As EO Products considered East Bay options, the company’s real estate agents — Steven Leonard, Trevor Buck and Brian Foster in Cassidy Turley’s San Rafael office — approached San Rafael-based Universal Portolio Ltd., owner of 90 Windward Way, a number of other east San Rafael industrial buildings and Keller Estate Winery southeast of Petaluma. The building wasn’t on the market, but agents tried reaching out to the owner after the shuttering of startup movie model maker Kerner Optical there last year, according to Mr. Foster.

Universal Portfolio agreed to a long-term lease at lower rental rates, but EO Products would have to fund the improvement themselves. Owners eager to attract tenants often offer to cover some of those costs. In the first quarter, just 5.9 percent of San Rafael’s 3 million square feet of industrial space was available for lease, according to brokerage Keegan Coppin.

With potential for local expansion space, EO Products sought help in getting necessary local-agency approvals. Mr. Fox contacted the Marin office of Assemblymember Jared Huffman, D-San Rafael, San Rafael interim Economic Development Director Stephanie Lovette and Robert Eyler, a Sonoma State University economist and head of the Marin Economic Forum. They pulled together staff from city planning, building and fire departments and the sanitation and water districts to consider the least time-consuming and costly options for the new plant.

“We’re always delighted to get manufacturing and industrial into our industrial areas,” Ms. Lovette said. Because of zoning there, EO Products would need just building permits from the city, after the sewer and water approvals are in hand. She had talked with the company a while ago but didn’t have available space.

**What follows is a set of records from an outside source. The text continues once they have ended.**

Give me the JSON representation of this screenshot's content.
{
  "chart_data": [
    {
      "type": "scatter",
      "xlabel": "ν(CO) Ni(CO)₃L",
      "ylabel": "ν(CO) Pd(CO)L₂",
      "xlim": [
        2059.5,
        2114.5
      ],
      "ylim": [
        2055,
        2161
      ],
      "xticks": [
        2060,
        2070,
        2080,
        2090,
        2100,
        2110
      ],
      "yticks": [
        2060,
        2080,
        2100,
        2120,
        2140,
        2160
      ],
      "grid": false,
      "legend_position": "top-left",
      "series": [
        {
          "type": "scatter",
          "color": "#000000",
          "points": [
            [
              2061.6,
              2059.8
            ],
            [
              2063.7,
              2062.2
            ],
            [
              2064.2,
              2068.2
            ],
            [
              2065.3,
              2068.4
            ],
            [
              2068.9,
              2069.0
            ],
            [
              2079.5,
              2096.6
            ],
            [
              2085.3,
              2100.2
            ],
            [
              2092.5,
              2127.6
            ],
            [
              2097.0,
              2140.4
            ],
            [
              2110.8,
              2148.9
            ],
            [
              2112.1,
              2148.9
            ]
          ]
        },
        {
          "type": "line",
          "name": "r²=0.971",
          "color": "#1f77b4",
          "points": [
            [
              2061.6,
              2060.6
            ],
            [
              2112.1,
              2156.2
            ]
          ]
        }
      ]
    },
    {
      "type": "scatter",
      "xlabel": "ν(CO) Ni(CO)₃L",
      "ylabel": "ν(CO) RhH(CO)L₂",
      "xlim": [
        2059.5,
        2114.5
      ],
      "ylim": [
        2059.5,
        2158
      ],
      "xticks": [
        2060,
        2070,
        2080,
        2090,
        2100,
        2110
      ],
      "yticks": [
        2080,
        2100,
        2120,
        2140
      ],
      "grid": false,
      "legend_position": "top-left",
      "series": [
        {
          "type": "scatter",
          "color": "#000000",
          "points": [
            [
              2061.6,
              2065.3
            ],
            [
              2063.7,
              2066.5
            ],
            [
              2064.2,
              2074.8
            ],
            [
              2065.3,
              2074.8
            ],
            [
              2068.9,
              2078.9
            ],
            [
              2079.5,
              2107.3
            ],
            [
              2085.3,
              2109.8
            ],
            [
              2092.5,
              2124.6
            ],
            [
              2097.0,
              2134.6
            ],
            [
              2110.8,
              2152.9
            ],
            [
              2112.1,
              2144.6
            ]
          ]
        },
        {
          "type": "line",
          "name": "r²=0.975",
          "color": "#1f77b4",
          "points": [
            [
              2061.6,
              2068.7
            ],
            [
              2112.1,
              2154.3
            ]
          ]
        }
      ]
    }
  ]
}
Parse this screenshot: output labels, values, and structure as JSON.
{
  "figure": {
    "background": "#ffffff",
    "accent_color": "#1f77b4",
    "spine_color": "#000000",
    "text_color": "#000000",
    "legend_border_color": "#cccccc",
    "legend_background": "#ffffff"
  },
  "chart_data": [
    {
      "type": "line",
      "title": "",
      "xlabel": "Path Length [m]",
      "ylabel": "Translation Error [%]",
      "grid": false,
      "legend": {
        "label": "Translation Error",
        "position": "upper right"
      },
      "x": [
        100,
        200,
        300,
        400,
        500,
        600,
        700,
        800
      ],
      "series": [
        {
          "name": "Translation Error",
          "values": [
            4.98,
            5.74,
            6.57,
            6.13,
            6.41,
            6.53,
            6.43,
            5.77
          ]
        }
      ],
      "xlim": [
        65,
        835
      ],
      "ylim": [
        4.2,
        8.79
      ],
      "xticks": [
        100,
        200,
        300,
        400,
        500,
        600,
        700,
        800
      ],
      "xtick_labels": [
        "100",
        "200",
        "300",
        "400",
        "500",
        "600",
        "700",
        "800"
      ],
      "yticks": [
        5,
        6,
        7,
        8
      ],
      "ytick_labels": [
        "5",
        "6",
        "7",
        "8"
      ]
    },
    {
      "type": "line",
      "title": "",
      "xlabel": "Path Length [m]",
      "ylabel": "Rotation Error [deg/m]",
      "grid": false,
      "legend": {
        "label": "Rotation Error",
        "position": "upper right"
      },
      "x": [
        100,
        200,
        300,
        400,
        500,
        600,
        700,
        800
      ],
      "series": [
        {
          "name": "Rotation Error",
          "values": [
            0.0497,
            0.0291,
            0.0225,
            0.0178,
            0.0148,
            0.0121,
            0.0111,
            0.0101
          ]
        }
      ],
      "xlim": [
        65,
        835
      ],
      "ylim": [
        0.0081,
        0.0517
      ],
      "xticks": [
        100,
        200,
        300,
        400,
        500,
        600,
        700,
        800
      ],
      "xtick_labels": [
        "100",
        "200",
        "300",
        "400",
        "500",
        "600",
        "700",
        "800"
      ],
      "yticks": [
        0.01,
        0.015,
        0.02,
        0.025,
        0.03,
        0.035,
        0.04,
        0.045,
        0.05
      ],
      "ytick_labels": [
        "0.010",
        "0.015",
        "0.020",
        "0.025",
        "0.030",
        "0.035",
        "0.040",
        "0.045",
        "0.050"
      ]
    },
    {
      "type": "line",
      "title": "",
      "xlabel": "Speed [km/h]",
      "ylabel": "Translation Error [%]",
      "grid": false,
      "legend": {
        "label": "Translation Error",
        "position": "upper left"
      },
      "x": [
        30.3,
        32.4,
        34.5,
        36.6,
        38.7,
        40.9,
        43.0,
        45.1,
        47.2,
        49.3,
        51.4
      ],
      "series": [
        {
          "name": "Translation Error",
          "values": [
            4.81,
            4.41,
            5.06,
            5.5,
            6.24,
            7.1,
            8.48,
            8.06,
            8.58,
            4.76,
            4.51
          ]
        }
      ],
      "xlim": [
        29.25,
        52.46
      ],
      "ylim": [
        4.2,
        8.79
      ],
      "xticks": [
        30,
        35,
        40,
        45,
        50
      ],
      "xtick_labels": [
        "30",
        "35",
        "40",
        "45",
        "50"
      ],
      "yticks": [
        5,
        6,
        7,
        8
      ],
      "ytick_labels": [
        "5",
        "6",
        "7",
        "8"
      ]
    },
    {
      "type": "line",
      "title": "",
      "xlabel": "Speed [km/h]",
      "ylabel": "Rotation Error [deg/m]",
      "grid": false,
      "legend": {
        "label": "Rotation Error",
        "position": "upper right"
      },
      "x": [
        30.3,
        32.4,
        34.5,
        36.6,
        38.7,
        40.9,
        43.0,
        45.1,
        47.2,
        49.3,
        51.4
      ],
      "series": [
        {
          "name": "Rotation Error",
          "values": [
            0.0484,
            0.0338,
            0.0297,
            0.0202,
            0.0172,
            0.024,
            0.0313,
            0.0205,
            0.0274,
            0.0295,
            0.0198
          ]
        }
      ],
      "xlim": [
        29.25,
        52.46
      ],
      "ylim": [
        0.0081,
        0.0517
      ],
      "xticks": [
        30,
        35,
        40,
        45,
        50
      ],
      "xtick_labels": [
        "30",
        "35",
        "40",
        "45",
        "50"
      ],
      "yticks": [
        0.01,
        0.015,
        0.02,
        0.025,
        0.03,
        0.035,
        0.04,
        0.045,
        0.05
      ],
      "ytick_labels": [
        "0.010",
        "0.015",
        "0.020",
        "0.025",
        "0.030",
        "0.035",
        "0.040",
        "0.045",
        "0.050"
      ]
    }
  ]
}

The company’s new five-year goal is to become a net zero waste producer, and key to that is cutting its heavy water use. Three-quarters of the content of its products is water, but 80 percent of company water use is chilled water circulated around industrial kettles to emulsify the batches and washing out the kettles afterward. Part of the U.S. Small Business Administration financing EO Products is seeking for the expansion is for technology that will allow reuse of 80 percent of water taken into the plant and prepare the remainder for greywater recycling for irrigation, potentially in a planned community garden near the new facility.

Ms. Lovette connected the company with Redwood Empire Small Business Development Center’s industrial consultant Robert Toering on the water- and cost-saving process design, which is being planned by The Fifth Resource Group of Cotati.

Key to Ms. Lovette’s and Dr. Eyler’s involvement in EO’s meetings with the districts was explaining how the company uses water and how it plans to drastically cut water use.

“We are looking at how the water district plays a roll in economic development,” Dr. Eyler said.

Assemblymember Huffman said he is grateful public officials and company executives have been able to cooperate on the plant expansion plan. He plans to present the company with a district Small Business of the Year award in June.

“One of California’s competitive advantages is the growth of green companies like EO Products that are dedicated to environmentally responsible business practices,” Mr. Huffman said. “These companies are vital to California’s recovery, providing quality jobs for skilled workers, and stimulating growth in other sectors of the economy.”

In addition to the new plant, EO Products plans to open a small retail store in central Corte Madera this fall. Designed by Cass Smith of San Francisco, the store will have a Soap Bar to promote bulk purchases of soap in reusable containers and education. Also planned is a bulk sales program for lower-income consumers.

The manufacturing plant project team currently includes Wright Architecture Studio, a San Rafael firm recently formed by Robert Wright, a former principal of TWM Architects and Planners; The Fifth Resource Group; and likely general contractor McDevitt  McDevitt Construction, a Petaluma company that built 90 Windward.